From mboxrd@z Thu Jan  1 00:00:00 1970
Return-Path: <xfs-bounce@oss.sgi.com>
Received: with ECARTIS (v1.0.0; list xfs); Fri, 07 Mar 2008 16:21:31 -0800 (PST)
Received: from larry.melbourne.sgi.com (larry.melbourne.sgi.com [134.14.52.130])
	by oss.sgi.com (8.12.11.20060308/8.12.11/SuSE Linux 0.7) with SMTP id m280L8DQ016909
	for <xfs@oss.sgi.com>; Fri, 7 Mar 2008 16:21:10 -0800
Date: Sat, 8 Mar 2008 11:21:24 +1100
From: David Chinner <dgc@sgi.com>
Subject: Re: [PATCH] prototype file data inode inlining
Message-ID: <20080308002124.GN155407@sgi.com>
References: <20080307093411.4B1912DC9B2@mail.valinux.co.jp>
Mime-Version: 1.0
Content-Type: text/plain; charset=us-ascii
Content-Disposition: inline
In-Reply-To: <20080307093411.4B1912DC9B2@mail.valinux.co.jp>
Sender: xfs-bounce@oss.sgi.com
Errors-to: xfs-bounce@oss.sgi.com
List-Id: xfs
To: IWAMOTO Toshihiro <iwamoto@valinux.co.jp>
Cc: xfs@oss.sgi.com

On Fri, Mar 07, 2008 at 06:34:09PM +0900, IWAMOTO Toshihiro wrote:
> Hi,
> 
> I've done a prototype implementation of file data inlining in inodes a
> while ago.  It was originally meant to solve a performance problem
> with a large number of small files at some customer site.
> Although I measured some performance gains, a different workaround has
> been adopted due to the patch quality problem.
> 
> As I'm not asking for inclusion, the patch hasn't been ported to the
> current kernel version.  This patch might be useful if someone has a
> similar performance problem and would like to see if file inlining
> helps or not.

Interesting. I'm not going to comment on the code, just the overall
design and implementation.

Problems:

	- data loss on crash is unacceptable

	- this is an on-disk format change - it needs to be
	  implemented either as a mkfs option with a specific
	  superblock feature bit, or as a mount option with a
	  version 3 inode and a superblock feature bit to indicate
	  inodes with data in them have been created.

	- local -> extent conversion occurs at copy-in time, not writeback
	  time, so using the normal read/write paths through ->get_blocks()
	  will fail here in xfs_bmapi():

   4793         if (XFS_IFORK_FORMAT(ip, whichfork) == XFS_DINODE_FMT_LOCAL) {
   4794 >>>>>>>>        ASSERT(wr && tp);
   4795                 if ((error = xfs_bmap_local_to_extents(tp, ip,
   4796                                 firstblock, total, &logflags, whichfork)))
   4797                         goto error0;
   4798         }

	  because on a normal read or write (delayed allocation) we
	  are not doing allocation and hence do not have an open
	  transaction the first time we come through here.
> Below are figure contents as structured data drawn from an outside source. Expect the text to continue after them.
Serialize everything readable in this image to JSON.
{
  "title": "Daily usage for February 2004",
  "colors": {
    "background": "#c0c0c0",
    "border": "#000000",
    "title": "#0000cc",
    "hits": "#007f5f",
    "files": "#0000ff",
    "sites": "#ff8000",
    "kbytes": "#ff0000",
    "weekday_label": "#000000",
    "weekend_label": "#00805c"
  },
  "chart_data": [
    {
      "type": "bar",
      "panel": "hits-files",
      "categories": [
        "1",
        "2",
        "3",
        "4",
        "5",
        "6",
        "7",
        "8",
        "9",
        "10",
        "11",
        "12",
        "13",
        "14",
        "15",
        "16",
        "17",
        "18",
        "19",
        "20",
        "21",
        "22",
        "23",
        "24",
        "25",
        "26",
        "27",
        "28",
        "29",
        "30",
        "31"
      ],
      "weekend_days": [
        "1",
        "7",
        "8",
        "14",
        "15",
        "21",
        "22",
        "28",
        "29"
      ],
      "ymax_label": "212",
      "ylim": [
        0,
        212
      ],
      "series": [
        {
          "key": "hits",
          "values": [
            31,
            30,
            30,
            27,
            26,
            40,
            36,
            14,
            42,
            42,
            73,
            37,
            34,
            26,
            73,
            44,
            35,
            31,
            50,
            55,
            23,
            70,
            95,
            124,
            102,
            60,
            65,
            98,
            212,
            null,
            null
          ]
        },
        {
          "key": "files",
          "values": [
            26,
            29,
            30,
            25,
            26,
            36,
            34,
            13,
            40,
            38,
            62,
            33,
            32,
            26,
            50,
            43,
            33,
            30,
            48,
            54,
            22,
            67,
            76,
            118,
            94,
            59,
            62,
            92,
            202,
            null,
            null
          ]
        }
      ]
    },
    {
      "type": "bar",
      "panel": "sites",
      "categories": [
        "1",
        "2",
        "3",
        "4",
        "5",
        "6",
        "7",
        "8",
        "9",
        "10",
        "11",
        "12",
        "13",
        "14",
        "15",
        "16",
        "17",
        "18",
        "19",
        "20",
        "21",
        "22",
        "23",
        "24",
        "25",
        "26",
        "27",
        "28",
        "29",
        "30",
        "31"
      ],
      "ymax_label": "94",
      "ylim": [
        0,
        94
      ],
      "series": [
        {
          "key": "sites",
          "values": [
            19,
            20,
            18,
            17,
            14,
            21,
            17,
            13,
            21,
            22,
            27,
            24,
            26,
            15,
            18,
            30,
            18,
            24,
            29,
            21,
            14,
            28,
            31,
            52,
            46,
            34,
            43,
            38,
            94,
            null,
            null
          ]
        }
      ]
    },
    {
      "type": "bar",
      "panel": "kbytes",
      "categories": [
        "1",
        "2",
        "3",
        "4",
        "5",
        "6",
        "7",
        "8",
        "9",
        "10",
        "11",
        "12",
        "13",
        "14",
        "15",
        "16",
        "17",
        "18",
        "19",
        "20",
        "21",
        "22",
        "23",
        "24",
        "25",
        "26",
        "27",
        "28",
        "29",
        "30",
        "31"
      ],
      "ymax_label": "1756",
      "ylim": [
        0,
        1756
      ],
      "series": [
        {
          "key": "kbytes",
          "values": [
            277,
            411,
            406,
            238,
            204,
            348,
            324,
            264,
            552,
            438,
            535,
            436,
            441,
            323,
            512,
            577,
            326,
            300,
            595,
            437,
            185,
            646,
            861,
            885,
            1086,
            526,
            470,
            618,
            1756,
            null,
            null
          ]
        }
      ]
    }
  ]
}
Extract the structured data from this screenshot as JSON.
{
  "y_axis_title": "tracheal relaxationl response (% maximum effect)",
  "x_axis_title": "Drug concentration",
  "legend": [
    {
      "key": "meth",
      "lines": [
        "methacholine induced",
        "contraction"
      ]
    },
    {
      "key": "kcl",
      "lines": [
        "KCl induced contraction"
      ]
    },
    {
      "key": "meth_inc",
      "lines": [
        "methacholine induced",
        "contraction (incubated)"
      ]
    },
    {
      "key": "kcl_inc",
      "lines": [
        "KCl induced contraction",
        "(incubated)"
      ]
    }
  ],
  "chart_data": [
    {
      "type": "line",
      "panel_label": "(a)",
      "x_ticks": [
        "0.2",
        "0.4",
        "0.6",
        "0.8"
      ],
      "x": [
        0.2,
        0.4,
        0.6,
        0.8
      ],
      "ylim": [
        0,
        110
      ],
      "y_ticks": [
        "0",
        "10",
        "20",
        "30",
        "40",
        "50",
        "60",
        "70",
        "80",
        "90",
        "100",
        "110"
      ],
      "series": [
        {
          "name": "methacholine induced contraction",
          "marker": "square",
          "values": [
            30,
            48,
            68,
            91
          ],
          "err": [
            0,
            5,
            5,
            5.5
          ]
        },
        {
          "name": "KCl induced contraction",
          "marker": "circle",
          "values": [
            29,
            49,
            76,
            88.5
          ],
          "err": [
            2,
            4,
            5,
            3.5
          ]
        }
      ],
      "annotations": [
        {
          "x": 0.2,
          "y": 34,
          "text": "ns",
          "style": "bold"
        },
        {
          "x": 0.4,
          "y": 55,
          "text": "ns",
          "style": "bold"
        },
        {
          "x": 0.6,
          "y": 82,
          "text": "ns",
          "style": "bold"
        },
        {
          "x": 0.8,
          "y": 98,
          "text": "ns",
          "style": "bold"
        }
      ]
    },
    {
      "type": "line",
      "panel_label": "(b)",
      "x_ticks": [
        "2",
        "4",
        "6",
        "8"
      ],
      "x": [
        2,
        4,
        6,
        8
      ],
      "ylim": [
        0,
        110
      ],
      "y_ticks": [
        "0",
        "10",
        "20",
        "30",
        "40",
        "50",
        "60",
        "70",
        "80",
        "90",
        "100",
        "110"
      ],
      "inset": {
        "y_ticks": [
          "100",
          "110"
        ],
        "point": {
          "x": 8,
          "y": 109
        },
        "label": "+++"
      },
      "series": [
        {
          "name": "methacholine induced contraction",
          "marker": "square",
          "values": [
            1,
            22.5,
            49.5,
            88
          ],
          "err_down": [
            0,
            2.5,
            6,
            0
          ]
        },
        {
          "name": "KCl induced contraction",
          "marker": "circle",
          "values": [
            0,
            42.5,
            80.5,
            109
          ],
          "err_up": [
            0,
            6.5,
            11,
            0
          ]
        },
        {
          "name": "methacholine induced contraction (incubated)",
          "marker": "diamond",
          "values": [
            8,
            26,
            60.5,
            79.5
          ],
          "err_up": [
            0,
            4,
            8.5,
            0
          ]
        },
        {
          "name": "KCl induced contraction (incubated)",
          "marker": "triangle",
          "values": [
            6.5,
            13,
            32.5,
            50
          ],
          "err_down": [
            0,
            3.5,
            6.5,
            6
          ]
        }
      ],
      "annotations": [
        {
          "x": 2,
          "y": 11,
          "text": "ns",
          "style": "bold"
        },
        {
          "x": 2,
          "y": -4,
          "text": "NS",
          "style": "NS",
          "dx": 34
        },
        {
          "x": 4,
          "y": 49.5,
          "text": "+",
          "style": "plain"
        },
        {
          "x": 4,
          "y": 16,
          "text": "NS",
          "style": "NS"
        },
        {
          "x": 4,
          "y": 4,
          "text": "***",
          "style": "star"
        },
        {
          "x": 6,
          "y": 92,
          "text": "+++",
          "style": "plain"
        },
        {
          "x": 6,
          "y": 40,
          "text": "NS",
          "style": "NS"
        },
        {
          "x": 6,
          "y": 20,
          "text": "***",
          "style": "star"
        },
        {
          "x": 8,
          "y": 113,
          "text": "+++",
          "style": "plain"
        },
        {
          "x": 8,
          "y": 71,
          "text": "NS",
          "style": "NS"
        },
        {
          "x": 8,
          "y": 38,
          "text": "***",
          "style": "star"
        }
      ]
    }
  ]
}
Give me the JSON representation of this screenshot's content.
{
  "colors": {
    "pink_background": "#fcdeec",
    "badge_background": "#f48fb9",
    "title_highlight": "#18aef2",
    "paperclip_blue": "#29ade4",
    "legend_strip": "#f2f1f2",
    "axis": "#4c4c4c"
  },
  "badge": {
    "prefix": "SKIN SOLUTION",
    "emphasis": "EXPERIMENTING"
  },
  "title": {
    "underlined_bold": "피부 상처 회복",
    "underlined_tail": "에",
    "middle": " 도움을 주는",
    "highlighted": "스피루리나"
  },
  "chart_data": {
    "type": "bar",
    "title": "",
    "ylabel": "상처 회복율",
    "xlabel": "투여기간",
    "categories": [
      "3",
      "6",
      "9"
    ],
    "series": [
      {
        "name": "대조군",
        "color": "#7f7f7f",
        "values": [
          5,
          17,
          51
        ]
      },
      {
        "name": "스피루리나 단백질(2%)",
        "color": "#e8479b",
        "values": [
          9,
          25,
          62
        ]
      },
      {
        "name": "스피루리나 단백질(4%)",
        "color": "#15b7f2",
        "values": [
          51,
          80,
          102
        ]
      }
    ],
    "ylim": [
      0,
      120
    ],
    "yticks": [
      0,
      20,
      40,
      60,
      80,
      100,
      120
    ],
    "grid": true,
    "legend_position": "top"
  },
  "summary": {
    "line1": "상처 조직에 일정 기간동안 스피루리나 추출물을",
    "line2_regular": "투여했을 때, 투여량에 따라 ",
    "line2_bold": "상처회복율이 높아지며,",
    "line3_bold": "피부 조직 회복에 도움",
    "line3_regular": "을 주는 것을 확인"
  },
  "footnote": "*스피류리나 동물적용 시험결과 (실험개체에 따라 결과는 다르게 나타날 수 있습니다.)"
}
Just
	  avoiding this conversion and returning zero maps if we are
	  not writing will not help in the delayed allocation case.
	

I note that you hacked around this by special casing the inline
format ->get_blocks() callout to copy the data into the page and
marking it mapped and uptodate. I think this is the wrong approach
and is not the right layer at which to make this distinction - the special
casing needs to be done at higher layers, not in the block mapping
function.

I think for inline data, we'd do best to special case this as high
up the read/write paths as possible. e.g. for read() type operations
intercept in xfs_read() and just do what we need to do there for
populating the single page cache page. For write, we should let it
go through the normal delayed allocation mechanisms, only converting
to local format during ->writepage() if there's a single block
extent and it fits in the data fork. This also handles the truncate
case nicely.

For mmap operations, we need to handle the inline case separately
to the normal ->readpage case, similar to the xfs_read() case.
->readpages should never occur on an inline data inode.

> Some random notes and the patch itself follows.
> 
> Inlined file data are written from xfs_page_state_convert().
> The xfs_trans related operations in that function is to get inode
> written on disk and isn't for crash consistency.

Which is the exact opposite of what they are supposed to be used for.
Given that the next thing that happens after data write in the writeback path
is ->write_inode(), forcing the inode into the log for pure data changes
is unnecessary. We just need to format the data into the inode during
data writeback.

> Small files are made inlined when created.  Non inlined files don't
> get inlined when they are truncated.

As I inferred above, I think this is the wrong approach. Start the
inodes in extent format just like they currently are, and only
convert in writeback. This means no changes to the write path or
delayed allocation handling. That is, only the disk format should
care if the data is inline or not; everything in memory still treats
data as block based extents. i.e. the only time we do anything w.r.t
local data format is reading the inode off disk and writing it back
to disk.

The only issue here is that extent->local conversion requires a
free transaction, not an allocation transaction, but that should
not be difficult to handle as we can log the inode complete with
inline data in the free transaction to make that conversion atomic.

> xfs_bmap_local_to_extents() has been modified to work with file data,
> but logging isn't implemented.  A machine crash can cause data
> corruption.

There are two ways to do inline->extent safely from a crash recovery
perspective. 

Method 1: Use an Intent/Done transaction pair

The way this needs to be done is via a pair of transactions. The
first allocation transaction remains the same, but needs a different
type - an "allocation intent" rather than an "allocation"
transaction.  On data I/O completion, we then need an " allocation
complete" transaction that signals that the data is on disk and the
allocation intent is now permanent.

That means we can change state in memory and log it to disk before
the data write is done, but it won't get replayed on crash unless
the allocation completion transaction is also in the log after the
data is safely on disk.  Hence we don't overwrite data in the inode
during recovery if there is no copy of it elsewhere.

This needs modifications to the recovery code to understand the
new transaction types correctly.

Method 2: Log the data

We can log any object that is held in a xfs_buf_t. During
conversion, we could simply build an xfs_buf_t that points to the
page that holds the data and log that.  The complexity here is that
the buffer needs to point to the inodes address space, not the
address space of the buftarg where all the metadata resides.  The
xfs_buf_t in this case should only exist for the life of the data
I/O; once the data I/O is complete we can tear it down and go back
to treating the page normally.

> O_SYNC may behave incorrectly.

->write_inode(SYNC) should handle it just fine.

> Use of attribute forks isn't considered and likely has issues.

If you don't change the way the attribute fork handling works, it
should be just fine.

Cheers,

Dave.
-- 
Dave Chinner
Principal Engineer
SGI Australian Software Group